Part of The Gold Story, our cited history of gold.
When owning gold became a crime
On the 5th of April 1933, in the depths of the Great Depression, President Franklin D. Roosevelt signed Executive Order 6102. It required almost every citizen of the United States to hand over their gold coin, gold bullion and gold certificates to the Federal Reserve, by the 1st of May, in exchange for paper dollars at the official rate (The American Presidency Project).
Read that again. In the largest democracy of the free world, in living memory, it was made illegal for ordinary people to own their own gold. Not a foreign despotism. Not a distant century. The United States, 1933.
The revaluation
The reason was not decoration. Once the public had surrendered its gold at the old price of $20.67 an ounce, the government, through the Gold Reserve Act of 1934, revalued it to $35 an ounce — an overnight increase of about 69 per cent. Citizens had handed in their gold at one price; the state then marked it up, capturing the difference.

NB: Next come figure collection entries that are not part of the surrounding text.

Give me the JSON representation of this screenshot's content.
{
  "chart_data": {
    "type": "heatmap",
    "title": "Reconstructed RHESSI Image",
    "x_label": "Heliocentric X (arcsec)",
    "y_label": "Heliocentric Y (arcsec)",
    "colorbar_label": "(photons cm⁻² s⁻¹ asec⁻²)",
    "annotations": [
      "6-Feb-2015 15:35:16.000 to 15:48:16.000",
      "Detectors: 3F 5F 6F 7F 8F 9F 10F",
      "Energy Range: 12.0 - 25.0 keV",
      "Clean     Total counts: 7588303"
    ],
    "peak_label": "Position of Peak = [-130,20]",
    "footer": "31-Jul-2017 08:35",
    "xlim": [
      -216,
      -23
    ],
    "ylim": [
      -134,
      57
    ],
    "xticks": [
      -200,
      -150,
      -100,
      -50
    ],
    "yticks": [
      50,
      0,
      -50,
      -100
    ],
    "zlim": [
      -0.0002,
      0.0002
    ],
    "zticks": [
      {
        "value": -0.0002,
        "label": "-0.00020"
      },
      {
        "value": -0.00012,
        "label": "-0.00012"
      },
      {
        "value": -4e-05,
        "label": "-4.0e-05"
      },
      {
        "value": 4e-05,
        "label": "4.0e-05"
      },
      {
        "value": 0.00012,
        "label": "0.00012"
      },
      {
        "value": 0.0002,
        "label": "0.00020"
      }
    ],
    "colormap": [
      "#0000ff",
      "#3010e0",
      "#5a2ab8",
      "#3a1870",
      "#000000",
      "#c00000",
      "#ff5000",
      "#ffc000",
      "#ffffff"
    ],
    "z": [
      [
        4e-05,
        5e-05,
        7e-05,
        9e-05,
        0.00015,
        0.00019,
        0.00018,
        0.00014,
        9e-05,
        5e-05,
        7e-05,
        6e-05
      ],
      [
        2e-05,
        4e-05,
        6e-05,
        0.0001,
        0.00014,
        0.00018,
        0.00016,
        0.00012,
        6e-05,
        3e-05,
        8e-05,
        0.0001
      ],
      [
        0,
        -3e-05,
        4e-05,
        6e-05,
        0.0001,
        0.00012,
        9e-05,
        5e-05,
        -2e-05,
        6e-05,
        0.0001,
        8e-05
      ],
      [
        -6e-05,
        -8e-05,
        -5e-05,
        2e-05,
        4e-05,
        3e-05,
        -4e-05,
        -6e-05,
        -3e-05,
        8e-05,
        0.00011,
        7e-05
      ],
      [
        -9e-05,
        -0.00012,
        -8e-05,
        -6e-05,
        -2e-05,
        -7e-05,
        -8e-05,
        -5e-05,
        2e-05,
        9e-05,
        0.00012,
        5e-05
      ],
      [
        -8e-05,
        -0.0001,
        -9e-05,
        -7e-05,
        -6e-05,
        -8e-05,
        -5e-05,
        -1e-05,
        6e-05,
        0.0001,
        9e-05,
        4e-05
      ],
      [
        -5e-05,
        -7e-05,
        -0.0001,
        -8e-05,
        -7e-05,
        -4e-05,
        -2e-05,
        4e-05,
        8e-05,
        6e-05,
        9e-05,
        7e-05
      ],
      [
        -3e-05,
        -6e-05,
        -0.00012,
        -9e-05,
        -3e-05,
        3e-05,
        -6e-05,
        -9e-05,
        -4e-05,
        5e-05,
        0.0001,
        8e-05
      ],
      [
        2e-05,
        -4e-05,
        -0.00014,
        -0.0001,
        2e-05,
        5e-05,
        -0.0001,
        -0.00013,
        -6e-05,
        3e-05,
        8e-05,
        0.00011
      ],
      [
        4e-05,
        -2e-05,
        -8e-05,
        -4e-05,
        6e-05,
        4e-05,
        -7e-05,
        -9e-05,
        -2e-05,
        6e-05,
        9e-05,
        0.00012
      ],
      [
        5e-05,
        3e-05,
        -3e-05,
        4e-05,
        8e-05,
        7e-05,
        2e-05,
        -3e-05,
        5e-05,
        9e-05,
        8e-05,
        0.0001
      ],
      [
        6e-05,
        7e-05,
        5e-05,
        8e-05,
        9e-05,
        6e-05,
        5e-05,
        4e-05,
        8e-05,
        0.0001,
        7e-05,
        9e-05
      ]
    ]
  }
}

It is one of the clearest demonstrations in modern history of a simple truth: a government can change the value of paper money by decree. It cannot change what an ounce of gold is.
Why it matters to anyone holding gold today
The ban was not fully lifted until 1974, four decades later. For an entire working lifetime, private American gold ownership was restricted. The episode is not offered here as alarm — it is offered as history, documented and dated, and you can read the order in the President’s own archive above. But it explains, better than any argument, why people through the ages have valued gold held quietly and directly, in a form that is unmistakably their own. Gold’s enemies have never been thieves in the night. They have usually worn suits.